Munter und mitteilungsbedürftig

Schlafen kann ich noch nicht und Geld ausgeben…

„…geht auch nicht mehr“, wollte ich schreiben, als die beiden Israelis auftauchten, von denen einer mir von ihrem Besuch im Jüdischen Museum und auf dem Holocaustdenkmal erzählte. Er hatte eine Menge zu kritisieren, aber meine Erklärungen dazu milderten sein Urteil doch ein wenig.

Jetzt fühle ich mich etwas allein, weil sie schon wieder um die Häuser ziehen. Das Alleinsein wird mich in nächster Zeit verstärkt beschäftigen. Nachdem ich den „Krampf“ jetzt zulasse, womit es mir sehr gut geht, kann ich das Gefühl der Einsamkeit nicht mehr mit der Ablehnung meines verkrampften Teils vermengen, weshalb es deutlicher zu spüren ist. Abgelehnt werden ist unangenehm, auch wenn man es selbst tut.
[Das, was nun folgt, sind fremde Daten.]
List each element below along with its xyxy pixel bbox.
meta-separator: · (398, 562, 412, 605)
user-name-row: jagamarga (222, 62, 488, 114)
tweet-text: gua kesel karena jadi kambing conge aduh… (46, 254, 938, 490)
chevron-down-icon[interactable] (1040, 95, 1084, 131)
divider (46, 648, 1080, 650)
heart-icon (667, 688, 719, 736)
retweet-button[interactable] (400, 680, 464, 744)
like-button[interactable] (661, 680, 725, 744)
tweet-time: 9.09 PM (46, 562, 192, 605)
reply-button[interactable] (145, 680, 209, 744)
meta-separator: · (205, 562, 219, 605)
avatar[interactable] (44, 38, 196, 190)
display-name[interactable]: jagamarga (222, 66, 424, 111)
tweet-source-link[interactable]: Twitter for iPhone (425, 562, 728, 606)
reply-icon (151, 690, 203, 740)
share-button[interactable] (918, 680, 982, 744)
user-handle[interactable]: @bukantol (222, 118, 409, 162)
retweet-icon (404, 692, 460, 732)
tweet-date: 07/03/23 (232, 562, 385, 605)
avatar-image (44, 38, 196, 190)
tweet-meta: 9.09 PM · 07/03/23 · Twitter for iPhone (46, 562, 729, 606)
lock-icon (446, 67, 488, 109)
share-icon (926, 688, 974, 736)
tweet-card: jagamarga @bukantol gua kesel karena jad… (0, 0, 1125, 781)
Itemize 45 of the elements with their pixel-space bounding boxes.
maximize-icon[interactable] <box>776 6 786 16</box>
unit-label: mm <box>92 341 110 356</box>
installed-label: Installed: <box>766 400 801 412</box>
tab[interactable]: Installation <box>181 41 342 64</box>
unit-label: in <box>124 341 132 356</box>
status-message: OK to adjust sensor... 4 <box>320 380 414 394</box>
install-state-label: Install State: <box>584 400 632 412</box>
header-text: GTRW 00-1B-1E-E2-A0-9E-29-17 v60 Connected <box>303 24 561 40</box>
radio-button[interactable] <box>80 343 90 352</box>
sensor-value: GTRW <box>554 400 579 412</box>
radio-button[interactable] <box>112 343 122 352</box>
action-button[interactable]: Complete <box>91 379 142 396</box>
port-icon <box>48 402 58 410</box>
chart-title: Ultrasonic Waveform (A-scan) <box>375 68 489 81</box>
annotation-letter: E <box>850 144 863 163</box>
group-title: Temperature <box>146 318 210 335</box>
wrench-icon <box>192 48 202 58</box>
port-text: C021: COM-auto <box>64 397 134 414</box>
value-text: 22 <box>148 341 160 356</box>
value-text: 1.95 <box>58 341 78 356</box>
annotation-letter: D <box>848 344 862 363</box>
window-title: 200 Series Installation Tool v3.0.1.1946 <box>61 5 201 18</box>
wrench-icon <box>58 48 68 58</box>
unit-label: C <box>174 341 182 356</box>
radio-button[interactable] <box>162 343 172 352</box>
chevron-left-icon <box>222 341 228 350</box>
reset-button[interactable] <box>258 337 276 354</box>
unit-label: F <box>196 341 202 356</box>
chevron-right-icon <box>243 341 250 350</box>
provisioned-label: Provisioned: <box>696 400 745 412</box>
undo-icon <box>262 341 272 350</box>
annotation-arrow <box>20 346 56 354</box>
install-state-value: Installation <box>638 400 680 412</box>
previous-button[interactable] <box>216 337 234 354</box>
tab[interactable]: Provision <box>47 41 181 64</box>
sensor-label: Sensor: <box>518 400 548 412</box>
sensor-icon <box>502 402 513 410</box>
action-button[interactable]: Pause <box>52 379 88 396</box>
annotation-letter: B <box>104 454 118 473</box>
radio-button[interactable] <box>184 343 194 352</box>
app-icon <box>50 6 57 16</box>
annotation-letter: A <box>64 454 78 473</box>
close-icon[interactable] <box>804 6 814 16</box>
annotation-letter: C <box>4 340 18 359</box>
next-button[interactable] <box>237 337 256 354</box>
Zweimal unangenehm und man kann sich das „Passendere“ als Hauptursache herauspicken.

Eine gute und eine schlechte Nachricht: meine Freundin ist so gestresst von Deutschland im Allgemeinen und ihrer Familie im Besonderen, dass sie keinen Nerv hat, um sich mit mir zu treffen. Immerhin bin ich ja auch Deutscher. Sollte sie sich wieder mit unserer Mentalität anfreunden können, bekomm ich vielleicht auch wieder eine Chance.
Sollte daraus aber nichts werden, kann ich mich immerhin damit trösten, dass mir gefühlt jede zweite, junge Schwarze, die ich treffe, tief in die Augen schaut.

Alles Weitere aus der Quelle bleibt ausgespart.